Já era noite quando cheguei à estação de trem. Procurei os mochileiros, queria me juntar com eles. Alguns já se preparavam para dormir na estação. Fui ficando. Amanhã procuro um albergue, pensei. A conversa parecia animada. No grupo, entre outros, havia uma moça da Dinamarca, um rapaz da Suécia, uma belga e um espanhol. Na verdade, ele não se considerava espanhol, era da Catalunha. Fui então apresentado ao sleeping bag. Pois é, todos usavam um saco de dormir. Eu tinha levado um colchonete com um lençol. E vocês precisavam ver o tamanho da pochete. Tudo ia bem até por volta das duas da manhã. Quando já estávamos acomodados, dormindo, chegaram uns seguranças da estação. Disseram que a gente não poderia dormir lá dentro.

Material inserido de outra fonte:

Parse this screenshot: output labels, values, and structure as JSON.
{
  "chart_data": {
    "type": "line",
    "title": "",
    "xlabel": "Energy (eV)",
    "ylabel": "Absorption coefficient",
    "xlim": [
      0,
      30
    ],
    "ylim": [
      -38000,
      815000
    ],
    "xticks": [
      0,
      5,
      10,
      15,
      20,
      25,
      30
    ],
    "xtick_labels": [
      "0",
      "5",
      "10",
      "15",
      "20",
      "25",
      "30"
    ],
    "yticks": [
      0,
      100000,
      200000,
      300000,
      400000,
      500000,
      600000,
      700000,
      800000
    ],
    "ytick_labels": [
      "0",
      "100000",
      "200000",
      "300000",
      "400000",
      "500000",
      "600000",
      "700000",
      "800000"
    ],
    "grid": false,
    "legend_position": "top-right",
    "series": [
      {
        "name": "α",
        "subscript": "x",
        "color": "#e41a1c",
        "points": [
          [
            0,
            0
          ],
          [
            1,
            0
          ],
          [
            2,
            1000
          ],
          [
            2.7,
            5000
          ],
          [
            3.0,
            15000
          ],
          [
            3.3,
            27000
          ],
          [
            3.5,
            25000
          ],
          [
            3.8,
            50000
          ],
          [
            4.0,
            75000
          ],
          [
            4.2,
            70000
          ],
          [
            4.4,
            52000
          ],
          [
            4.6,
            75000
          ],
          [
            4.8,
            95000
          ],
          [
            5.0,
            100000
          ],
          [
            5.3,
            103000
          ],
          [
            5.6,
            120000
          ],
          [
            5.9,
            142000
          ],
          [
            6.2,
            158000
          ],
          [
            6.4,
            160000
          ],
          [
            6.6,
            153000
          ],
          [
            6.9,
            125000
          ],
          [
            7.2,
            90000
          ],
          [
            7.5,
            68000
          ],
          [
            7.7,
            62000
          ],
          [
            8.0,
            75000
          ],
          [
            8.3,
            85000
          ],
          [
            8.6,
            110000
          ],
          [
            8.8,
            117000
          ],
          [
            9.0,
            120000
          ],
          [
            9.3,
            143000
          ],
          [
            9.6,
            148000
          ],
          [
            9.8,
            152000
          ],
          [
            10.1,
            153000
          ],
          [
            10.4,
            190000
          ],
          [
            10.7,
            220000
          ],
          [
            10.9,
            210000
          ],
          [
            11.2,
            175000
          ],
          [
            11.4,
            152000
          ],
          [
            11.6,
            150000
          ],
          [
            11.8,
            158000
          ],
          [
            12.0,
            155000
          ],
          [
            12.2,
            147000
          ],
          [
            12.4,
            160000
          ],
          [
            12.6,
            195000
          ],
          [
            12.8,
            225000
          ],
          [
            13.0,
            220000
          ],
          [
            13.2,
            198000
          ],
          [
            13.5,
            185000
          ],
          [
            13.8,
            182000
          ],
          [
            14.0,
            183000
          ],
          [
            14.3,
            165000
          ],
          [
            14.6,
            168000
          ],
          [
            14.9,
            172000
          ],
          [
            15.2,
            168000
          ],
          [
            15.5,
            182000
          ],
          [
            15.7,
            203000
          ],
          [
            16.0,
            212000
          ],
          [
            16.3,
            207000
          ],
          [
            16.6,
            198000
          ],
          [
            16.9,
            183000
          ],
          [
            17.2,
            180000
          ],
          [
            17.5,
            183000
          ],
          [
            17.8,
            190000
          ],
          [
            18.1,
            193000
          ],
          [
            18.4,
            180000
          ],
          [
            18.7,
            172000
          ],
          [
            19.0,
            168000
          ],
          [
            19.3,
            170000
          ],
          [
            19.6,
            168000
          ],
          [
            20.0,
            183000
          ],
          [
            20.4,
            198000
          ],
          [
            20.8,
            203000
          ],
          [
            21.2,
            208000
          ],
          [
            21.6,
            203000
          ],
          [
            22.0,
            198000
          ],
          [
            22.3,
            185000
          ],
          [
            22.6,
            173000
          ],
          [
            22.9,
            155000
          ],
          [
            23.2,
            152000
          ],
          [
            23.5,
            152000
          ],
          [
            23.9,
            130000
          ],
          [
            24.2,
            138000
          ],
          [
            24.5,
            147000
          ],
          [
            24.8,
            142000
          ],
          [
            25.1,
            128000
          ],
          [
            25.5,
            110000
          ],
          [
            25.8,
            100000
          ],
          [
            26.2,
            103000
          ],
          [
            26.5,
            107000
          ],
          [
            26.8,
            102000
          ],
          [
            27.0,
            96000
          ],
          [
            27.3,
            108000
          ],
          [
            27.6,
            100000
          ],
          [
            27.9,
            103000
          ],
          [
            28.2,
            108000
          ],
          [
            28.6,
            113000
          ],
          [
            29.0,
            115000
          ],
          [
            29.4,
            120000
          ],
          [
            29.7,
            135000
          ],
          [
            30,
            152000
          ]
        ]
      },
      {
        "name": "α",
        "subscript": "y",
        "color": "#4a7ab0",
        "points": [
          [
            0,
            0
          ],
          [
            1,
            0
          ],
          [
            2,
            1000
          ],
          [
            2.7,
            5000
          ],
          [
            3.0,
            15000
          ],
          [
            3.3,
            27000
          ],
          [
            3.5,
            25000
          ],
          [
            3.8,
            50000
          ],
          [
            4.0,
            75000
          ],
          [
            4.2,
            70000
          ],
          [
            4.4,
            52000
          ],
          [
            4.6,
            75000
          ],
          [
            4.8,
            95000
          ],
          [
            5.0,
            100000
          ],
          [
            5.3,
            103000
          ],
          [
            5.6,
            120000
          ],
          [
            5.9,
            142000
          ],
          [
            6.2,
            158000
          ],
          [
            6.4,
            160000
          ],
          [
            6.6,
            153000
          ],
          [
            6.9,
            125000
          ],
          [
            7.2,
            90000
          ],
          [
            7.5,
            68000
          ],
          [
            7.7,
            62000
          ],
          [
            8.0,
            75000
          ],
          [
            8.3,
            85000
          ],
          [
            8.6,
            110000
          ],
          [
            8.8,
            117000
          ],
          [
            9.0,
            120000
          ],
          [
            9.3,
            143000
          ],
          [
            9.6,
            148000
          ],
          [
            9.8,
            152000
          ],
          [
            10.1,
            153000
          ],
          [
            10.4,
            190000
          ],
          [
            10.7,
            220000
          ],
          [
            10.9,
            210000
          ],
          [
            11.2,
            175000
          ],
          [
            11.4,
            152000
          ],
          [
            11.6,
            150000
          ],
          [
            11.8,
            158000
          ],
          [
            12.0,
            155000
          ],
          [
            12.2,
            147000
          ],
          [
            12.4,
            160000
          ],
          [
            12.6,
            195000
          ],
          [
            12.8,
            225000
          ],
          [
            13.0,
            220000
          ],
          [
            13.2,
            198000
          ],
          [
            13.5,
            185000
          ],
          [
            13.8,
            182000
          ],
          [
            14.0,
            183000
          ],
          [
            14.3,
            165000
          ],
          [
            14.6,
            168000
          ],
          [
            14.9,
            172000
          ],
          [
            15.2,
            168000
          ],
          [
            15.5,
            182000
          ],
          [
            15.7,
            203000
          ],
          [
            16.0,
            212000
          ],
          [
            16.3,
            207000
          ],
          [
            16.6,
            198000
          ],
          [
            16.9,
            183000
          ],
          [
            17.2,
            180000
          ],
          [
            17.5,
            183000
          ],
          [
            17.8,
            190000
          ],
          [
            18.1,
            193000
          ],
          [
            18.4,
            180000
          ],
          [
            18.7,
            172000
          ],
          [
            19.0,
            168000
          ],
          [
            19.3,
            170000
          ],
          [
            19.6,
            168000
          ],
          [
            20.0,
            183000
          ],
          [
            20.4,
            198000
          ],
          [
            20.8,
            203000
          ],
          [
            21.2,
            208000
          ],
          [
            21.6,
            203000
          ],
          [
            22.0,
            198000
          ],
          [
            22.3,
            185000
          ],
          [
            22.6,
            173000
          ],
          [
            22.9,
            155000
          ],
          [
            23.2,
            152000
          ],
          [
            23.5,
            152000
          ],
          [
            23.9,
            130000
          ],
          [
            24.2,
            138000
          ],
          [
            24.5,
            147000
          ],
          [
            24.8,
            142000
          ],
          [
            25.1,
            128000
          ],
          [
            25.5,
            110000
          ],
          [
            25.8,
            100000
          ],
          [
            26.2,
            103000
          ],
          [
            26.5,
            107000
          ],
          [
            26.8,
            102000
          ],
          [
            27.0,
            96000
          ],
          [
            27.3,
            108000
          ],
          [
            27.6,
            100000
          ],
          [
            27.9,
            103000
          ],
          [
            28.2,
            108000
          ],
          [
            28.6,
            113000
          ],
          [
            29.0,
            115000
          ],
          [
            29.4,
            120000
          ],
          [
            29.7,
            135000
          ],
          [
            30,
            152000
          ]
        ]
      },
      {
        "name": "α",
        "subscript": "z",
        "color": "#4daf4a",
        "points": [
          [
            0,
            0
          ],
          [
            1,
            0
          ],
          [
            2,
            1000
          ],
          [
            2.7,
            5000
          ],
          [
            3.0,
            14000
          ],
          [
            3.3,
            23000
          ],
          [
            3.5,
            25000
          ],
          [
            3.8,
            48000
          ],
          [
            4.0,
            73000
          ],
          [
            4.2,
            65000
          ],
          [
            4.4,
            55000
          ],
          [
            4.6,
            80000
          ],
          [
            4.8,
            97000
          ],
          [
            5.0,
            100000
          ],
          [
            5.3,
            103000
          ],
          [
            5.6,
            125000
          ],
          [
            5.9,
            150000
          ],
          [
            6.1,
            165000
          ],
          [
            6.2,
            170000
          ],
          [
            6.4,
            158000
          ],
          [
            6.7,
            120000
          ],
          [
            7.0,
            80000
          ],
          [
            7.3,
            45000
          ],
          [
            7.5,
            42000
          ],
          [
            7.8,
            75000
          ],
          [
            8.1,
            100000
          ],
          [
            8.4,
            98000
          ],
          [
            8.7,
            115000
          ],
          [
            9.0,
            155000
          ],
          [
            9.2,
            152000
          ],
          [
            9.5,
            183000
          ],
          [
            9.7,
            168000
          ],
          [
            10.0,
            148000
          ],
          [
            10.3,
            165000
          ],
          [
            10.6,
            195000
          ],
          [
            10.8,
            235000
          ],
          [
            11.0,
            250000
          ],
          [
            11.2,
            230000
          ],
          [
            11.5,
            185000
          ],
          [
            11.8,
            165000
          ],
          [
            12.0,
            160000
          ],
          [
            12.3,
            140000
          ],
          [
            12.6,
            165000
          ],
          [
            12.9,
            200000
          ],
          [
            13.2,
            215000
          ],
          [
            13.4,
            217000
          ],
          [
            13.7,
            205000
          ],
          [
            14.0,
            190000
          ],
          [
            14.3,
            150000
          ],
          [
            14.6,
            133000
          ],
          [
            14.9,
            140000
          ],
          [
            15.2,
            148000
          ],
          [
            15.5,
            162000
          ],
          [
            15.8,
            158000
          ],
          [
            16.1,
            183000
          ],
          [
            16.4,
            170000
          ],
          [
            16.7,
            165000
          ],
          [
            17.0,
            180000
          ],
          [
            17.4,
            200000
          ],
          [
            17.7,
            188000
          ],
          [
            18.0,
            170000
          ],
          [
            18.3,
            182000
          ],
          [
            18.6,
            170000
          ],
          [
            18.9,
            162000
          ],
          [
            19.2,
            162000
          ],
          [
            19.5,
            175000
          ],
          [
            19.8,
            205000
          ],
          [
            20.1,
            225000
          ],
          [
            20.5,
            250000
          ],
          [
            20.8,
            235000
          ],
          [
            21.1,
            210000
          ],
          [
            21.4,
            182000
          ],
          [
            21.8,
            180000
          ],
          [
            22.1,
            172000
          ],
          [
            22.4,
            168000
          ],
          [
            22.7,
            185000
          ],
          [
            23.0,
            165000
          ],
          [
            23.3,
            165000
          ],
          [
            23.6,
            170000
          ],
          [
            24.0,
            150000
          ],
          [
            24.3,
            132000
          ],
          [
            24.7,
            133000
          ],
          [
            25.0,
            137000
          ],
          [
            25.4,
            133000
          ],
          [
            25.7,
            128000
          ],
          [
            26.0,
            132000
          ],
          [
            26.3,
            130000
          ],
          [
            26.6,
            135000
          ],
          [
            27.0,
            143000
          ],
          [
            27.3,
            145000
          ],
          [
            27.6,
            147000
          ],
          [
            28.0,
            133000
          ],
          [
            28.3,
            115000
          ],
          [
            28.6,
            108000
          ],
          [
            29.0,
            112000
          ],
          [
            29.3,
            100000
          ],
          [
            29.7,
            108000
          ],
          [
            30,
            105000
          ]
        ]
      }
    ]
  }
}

O jeito foi sair. E fui seguindo o grupo. O albergue iria ficar mesmo para a noite seguinte. Todos se deitaram na calçada, em frente à estação Gare du Nord. E lá dormimos. Pelo menos, tentamos.
De manhã bem cedo, com o sol no rosto, me despedi dos mochileiros e fui à padaria mais próxima. Depois do croissant, procurei um telefone, precisava ligar para minha mãe e contar como tinha sido minha primeira noite em Paris. Não tinha dormido bem, por óbvio, mas se eu contasse como tinha sido aquela noite, quem passaria a não dormir bem seria ela.
– A senhora se lembra do apartamento da amiga do amigo, a brasileira casada com o francês? Não quis incomodar o pessoal, achei melhor dormir num hotel.
– Meu filho, a viagem foi boa? Você dormiu bem ontem?
– Sim, muito bem. O hotel é perto da Torre Eiffel. Da janela do quarto, dá pra ver a torre. À noite, toda iluminada, ela fica muito bonita.
– Não deixe de mandar notícias!
– Fique tranquila, não se preocupe. Vou mandar um postal da torre. Um beijo na senhora e no pai.
Ainda pensei em dizer que eu tinha me hospedado no Ritz, mas ela não iria acreditar.

Um comentário:

Ana Margarida disse...

EXCELENTE TEXTO. REALMENTE, PARIS VALE A PENA DE QUALQUER JEITO.